Osem, l'une des plus grandes entreprises agroalimentaires d'Israël, a fait de Nestlé une cible privilégiée des activistes qui protestent contre ses relations commerciales dans la région.

Le PDG présente les changements de direction

Laurent Freixe, le nouveau PDG de Nestlé, a également annoncé son intention de procéder à une refonte importante de la direction afin d'accroître l'efficacité et d'accélérer la prise de décision.

Laurent Freixe a pris ses fonctions de PDG après le mandat de huit ans de Mark Schneider, qui a vu l'action de Nestlé rester à la traîne par rapport au marché européen au sens large, gagnant seulement 20 % par rapport à une hausse de plus de 40 % de l'indice Stoxx 600.

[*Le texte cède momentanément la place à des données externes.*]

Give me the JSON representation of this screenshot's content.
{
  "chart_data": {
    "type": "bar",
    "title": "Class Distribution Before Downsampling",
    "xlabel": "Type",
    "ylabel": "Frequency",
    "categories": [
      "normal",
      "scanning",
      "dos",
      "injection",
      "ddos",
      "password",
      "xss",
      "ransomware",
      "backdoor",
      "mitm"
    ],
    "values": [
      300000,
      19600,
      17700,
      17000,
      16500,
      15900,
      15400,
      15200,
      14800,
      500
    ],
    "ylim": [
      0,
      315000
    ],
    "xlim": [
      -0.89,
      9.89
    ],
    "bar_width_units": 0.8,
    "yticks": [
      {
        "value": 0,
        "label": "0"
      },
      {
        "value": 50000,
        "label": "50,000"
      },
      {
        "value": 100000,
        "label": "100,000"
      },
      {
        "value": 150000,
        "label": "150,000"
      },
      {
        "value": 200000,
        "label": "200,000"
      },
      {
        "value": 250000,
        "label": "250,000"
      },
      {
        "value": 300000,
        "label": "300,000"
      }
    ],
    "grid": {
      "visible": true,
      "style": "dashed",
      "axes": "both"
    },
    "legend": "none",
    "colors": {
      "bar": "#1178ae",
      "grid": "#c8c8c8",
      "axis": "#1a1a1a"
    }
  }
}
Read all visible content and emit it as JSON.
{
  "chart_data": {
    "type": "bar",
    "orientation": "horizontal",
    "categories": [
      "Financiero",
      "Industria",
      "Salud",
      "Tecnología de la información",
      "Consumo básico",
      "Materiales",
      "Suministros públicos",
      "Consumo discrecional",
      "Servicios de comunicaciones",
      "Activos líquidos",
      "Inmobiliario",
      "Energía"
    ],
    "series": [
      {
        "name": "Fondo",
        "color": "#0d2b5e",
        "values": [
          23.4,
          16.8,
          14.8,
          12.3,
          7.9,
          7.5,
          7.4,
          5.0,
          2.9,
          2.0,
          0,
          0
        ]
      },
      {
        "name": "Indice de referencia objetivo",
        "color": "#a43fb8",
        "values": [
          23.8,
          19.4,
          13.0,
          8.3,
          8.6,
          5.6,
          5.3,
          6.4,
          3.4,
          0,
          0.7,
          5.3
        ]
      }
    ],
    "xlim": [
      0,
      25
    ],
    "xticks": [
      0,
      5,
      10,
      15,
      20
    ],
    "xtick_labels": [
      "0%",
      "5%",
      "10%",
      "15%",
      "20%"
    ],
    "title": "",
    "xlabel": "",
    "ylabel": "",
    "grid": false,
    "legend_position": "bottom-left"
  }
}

La restructuration devrait créer un conseil d'administration plus restreint, ce qui, selon Freixe, permettra à l'entreprise de répondre plus rapidement aux défis et aux opportunités du marché.

Nestlé a déjà été confrontée à des boycotts de la part des consommateurs, notamment dans les années 1970, en raison de sa commercialisation controversée de lait maternisé dans les pays en développement.

Ce dernier défi survient alors que l’entreprise lutte pour maintenir sa croissance dans un contexte de tensions géopolitiques.

Nestlé réduit ses prévisions après un troisième trimestre décevant

Nestlé a signalé une baisse de 2,5 % de ses ventes sur un an, à 67,1 milliards de francs suisses (77,6 milliards de dollars), pour les neuf premiers mois de 2024.

Le déclin de la croissance interne réelle a été particulièrement marqué en Amérique du Nord, son plus grand marché, où les ventes déclarées ont chuté de 2,6 %.

Nestlé s'attend désormais à ce que ses marges bénéficiaires d'exploitation pour l'ensemble de l'année diminuent légèrement, à 17 %, contre 17,3 % en 2023.

Bien que ses actions aient perdu 12 % de leur valeur en 2024, elles ont connu une hausse de 2 % jeudi suite à la mise à jour des échanges.

Les analystes de Jefferies ont souligné que la dernière mise à jour était « notablement inférieure aux attentes, même révisées », avertissant que les performances décevantes sont susceptibles de déclencher de nouvelles réductions consensuelles des bénéfices de 3 à 4 % pour l'ensemble de l'exercice.